Goodnight, I Love You... démarre vite, en posant rapidement les problèmes initiaux puis en enchaînant tout de suite sur le voyage. Une introduction qui, concrètement, met tout de suite dans le ton voulu par l'autrice, et qui a le mérite de ne pas tout dire tout de suite de l'état d'esprit d'Ozora, un jeune homme qui, sans doute, avait largement besoin d'un voyage de ce type, même si au départ il n'en a pas du tout conscience. A travers une narration assez proche de ce jeune homme, on apprend peu à peu à cerner la mentalité dans laquelle il est. Celle d'un garçon qui a été marqué par les départs de son père et de son frère, puis qui a dû veiller seul sur sa mère, et qui finalement s'est en quelque sorte recroquevillé sur lui-même sans jamais faire quoi que ce soit de travers. Assez bref, le voyage à Londres lui permet d'avoir un premier contact avec une culture radicalement différente de la sienne: une sortie en soirée comme il n'en avait jamais faite, une discussion avec une jeune femme assez expansive lui disant clairement qu'il doit aller de l'avant... Sans doute est-ce un bon début avant le voyage à Paris, qui occupe près des trois quarts du tome, et où, en plus d'aller à la rencontre de l'ami français de sa mère, il va devoir vivre avec son frère Daichi qu'il déteste tant, et peut-être bien découvrir ses secrets...

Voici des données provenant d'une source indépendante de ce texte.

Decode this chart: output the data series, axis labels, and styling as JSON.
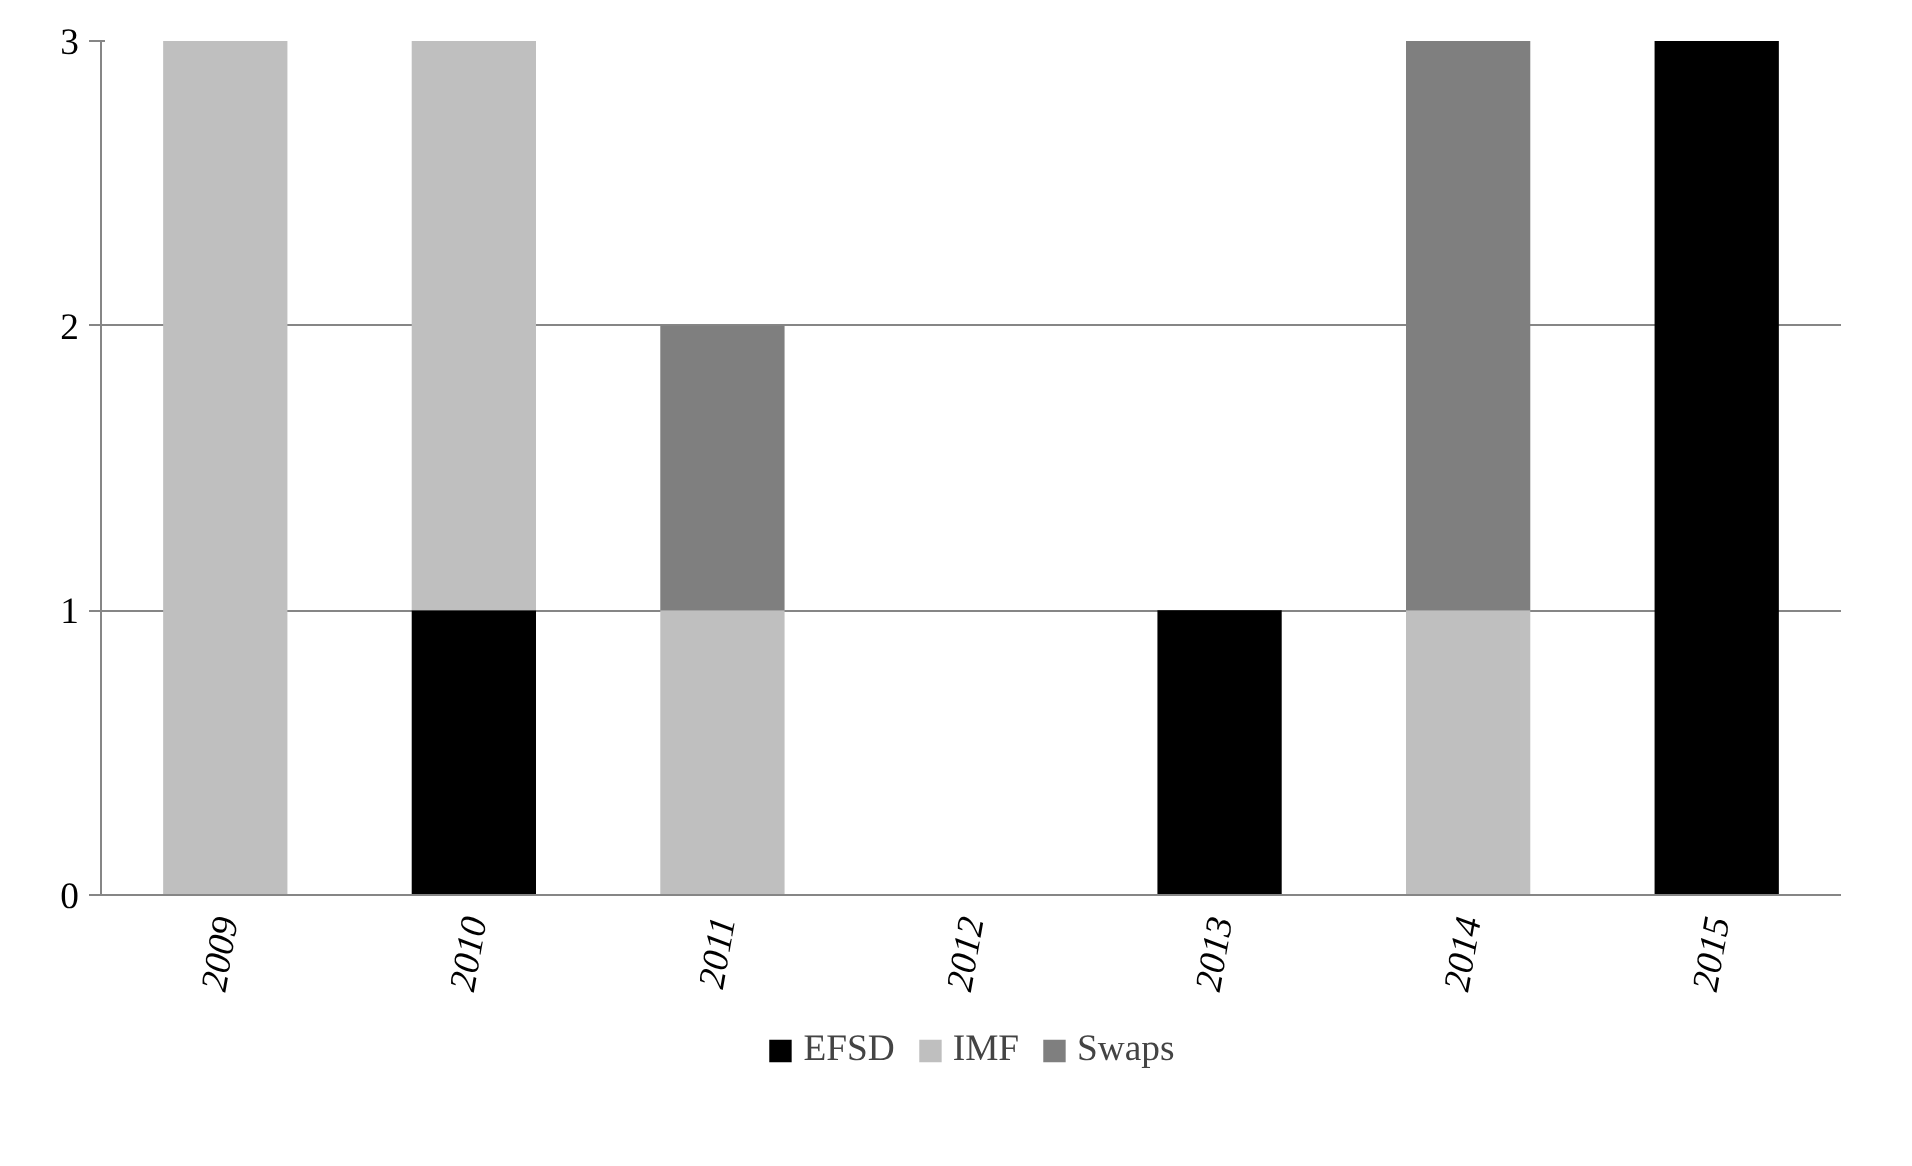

Tout en continuant de placer Ozora face à d'autres cultures, le séjour à Paris est vraiment captivant, pour ce qu'il révèle de Daichi, mais aussi pour ce qu'il a à dire d'Ozora. On découvre d'abord un Ozora qui apparaît particulièrement aigri, ne serait-ce qu'en voyant les couples se bécotant naturellement dans la rue (alors qu'au Japon, ça ne se fait pas), ou surtout en ayant en tête d'énormes clichés après avoir découvert le "secret" de son frère. D'où vient cette aigreur ? La réponse se dessine naturellement: de la solitude qui l'anime, et du fait qu'à force de se recroqueviller sur lui-même au fil des années il se confronte désormais à des choses qu'il ne connaissait pas ou qu'il connaissait mal. Il le dit lui-même, il n'avait jamais rencontré de personne ayant l'orientation sexuelle de son frère... Mais loin de rester borné dans ses idées, Ozora se révèle surtout être un jeune homme meurtri et qui, en effet, a besoin d'aller de l'avant, pour mieux se retrouver. En allant de rencontre en rencontre, de culture en culture, en osant petit à petit aller vers les autres, il devrait alors parvenir à les comprendre, et à se comprendre lui-même. A ce sujet, certaines paroles sont particulièrement justes. Il avait toujours détesté son frère parce qu'il a quitté la maison familiale, mais auparavant, s'était-il déjà demandé une seule fois pourquoi il est parti, et dans quel état d'esprit il pouvait être quand il a pris cette décision ?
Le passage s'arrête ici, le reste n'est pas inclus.